Questions to Answer Before You Go Shopping for a New Website

Questions to Answer Before You Go Shopping for a New Website

So you’ve determined that your website is in need of a redesign. What now? Before you begin interviewing potential companies or candidates to help you with that redesign project, there are some important questions you should answer.

What Are Our Goals for the New Site?

One of the first questions that any professional web designer will ask you is "Why you are redesigning your site?" and "What are your goals?"" for that new site. Before you start having these conversations, you and your company should have a clear understanding of those goals.

A goal for a new website could be to add support for mobile devices. It could be to add new features that the current site is missing, like Ecommerce or the use of a CMS platform so you can better manage that website’s content.

In addition to feature requests, you should also consider the business goals you have for the site. These goals go beyond just new features or other additions and instead focus on tangible results, like an increase in online sales or more customer inquiries via web forms and calls to your company.

Coupled with your desired features, these goals will ultimately help the web professionals you speak with determine a scope of work and a proposal budget for your project.

Who On Our Team Will Be in Charge of this Initiative?

While you may hire a web design team to create your new site, members of your team will need to be involved in that entire process if you hope for it to succeed. To this end, you should determine up front who will be in charge of this initiative at your company as well as who else will be involved in the decision making process.

What Can We Afford to Spend?

Another question that any web professionals you speak with about your project will ask is what your budget is for the project. Saying "we don’t have a budget" or "we are just getting pricing" is not an acceptable answer. You need to determine what you can spend and you need to be up front about that budgetary number.

Website pricing is complex and there are many variables that will change the price of a project.
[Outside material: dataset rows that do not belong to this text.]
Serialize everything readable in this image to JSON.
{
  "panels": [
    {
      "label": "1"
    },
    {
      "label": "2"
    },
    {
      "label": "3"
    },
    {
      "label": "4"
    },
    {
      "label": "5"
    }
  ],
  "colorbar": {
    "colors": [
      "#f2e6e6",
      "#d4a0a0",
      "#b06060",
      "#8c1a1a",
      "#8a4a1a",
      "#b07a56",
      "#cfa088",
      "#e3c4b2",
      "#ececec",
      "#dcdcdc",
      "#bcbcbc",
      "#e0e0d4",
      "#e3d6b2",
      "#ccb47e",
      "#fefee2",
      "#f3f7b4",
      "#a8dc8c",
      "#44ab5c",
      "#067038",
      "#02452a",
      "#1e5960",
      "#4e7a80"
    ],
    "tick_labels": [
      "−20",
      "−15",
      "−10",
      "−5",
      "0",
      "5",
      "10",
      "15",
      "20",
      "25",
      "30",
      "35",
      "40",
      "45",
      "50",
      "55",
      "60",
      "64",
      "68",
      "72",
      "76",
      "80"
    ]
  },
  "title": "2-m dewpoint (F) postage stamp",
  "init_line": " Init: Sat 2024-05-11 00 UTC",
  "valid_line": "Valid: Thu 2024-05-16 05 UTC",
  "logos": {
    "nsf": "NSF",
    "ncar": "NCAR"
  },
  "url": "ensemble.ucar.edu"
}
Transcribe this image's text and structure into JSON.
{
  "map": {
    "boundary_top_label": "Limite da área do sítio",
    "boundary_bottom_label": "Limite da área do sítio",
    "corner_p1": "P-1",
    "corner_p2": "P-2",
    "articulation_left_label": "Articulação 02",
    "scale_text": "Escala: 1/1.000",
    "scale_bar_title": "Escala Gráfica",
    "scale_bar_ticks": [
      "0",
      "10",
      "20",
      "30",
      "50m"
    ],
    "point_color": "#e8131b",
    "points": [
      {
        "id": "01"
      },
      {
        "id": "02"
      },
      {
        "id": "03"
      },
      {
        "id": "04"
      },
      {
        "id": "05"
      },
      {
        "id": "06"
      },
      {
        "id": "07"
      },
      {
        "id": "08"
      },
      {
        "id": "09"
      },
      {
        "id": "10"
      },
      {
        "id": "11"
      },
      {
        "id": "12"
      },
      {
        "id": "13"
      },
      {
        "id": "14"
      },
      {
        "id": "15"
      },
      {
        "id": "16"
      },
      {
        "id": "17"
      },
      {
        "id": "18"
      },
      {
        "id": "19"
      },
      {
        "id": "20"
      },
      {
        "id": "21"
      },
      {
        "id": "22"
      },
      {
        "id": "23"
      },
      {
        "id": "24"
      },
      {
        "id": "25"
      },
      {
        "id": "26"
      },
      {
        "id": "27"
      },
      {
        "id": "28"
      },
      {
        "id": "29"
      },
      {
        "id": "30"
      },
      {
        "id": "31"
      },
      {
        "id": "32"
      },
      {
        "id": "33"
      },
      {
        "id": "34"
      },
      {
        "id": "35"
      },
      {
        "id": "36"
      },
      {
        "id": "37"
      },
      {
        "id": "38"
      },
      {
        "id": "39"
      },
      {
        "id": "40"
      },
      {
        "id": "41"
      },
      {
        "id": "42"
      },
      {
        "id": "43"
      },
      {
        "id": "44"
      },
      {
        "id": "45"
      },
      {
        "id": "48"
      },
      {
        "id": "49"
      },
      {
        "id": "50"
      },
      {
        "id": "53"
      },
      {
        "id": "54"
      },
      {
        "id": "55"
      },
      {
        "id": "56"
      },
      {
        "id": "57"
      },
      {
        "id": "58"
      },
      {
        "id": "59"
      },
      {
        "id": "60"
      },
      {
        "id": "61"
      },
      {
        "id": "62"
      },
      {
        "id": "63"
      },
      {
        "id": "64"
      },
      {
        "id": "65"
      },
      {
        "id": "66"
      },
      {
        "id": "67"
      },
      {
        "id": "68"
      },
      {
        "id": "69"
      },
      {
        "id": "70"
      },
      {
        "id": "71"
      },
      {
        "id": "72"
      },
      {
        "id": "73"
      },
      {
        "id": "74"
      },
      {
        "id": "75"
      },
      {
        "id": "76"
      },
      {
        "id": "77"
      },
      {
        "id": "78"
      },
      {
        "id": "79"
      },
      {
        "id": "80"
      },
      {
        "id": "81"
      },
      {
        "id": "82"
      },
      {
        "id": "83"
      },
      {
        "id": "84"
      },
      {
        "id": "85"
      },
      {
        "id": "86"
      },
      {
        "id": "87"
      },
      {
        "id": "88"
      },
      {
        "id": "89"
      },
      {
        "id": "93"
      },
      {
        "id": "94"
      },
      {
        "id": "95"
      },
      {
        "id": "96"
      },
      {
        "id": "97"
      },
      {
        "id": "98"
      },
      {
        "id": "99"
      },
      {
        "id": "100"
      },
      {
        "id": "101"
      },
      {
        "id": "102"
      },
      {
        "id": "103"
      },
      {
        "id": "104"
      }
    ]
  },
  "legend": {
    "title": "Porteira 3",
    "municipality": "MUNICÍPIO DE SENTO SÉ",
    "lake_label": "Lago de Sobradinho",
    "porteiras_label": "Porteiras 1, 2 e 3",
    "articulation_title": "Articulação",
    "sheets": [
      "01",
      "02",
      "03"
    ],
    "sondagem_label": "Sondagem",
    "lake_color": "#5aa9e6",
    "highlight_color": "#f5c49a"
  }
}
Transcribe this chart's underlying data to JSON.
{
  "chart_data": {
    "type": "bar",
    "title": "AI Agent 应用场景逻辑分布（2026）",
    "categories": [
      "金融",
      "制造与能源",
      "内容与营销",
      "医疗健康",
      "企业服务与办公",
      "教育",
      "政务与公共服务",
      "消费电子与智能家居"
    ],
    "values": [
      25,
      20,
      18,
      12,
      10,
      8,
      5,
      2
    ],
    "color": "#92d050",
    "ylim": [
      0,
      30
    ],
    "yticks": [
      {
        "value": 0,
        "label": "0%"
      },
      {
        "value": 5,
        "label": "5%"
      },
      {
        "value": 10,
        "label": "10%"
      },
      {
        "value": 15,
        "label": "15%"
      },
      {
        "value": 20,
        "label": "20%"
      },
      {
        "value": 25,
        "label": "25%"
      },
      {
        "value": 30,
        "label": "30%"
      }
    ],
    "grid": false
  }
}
By understanding what your budget is, a web designer can recommend a solution that will fit your needs, including that budget, or they can explain to you that your numbers are unrealistic for what you are hoping to achieve. What they cannot do is blindly guess at what your desired budgetary number is and hope that the solution they present is in-line with what you can afford.

What Do We Like?

In addition to your goals for the site, you should also have an understanding of what you like in a website. This could include the visual characteristics of the design, like colour, typography, and images, or it could be the way a site works for you and helps you complete a specific task.

Being able to give examples of sites that appeal to you gives the teams you are talking to some context as to where your tastes run and what kind of site you are hoping for.

What Do We Not Like?

On the flip side of this equation, you should also have an idea of what you do not like in a website. This information will help the web design team know what solutions or design treatments to stay away from so that they do not present ideas that run counter to your tastes.

What is Our Timeline?

In addition to functionality, the timeframe in which you need a website is one of the key elements that will dictate the scope and pricing of a project. Depending on when you need a site done by, a web team that you are considering may not even be available to take on that project if they have other obligations already scheduled. This is why you need to have at least a general timeline of when you need the site done by.

In many cases, companies simply want their new website done "as soon as possible." This makes sense. Once you have committed to that redesign, you want it done and live for the world to see! Unless you have a specific date to hit (because of a product launch, company anniversary, or some other event), you should be flexible in your hopeful timeline.

What Else?

These are just a few of the questions you should be asking before you start shopping for a new website. There will undoubtedly be many others that arise as you speak to web professionals and also when you kick off that project. By answering the questions posed here before you even begin your search, you get your team on the right page and prepare yourself for those future question and the decisions that will have to be made as you work towards creating a successful new website.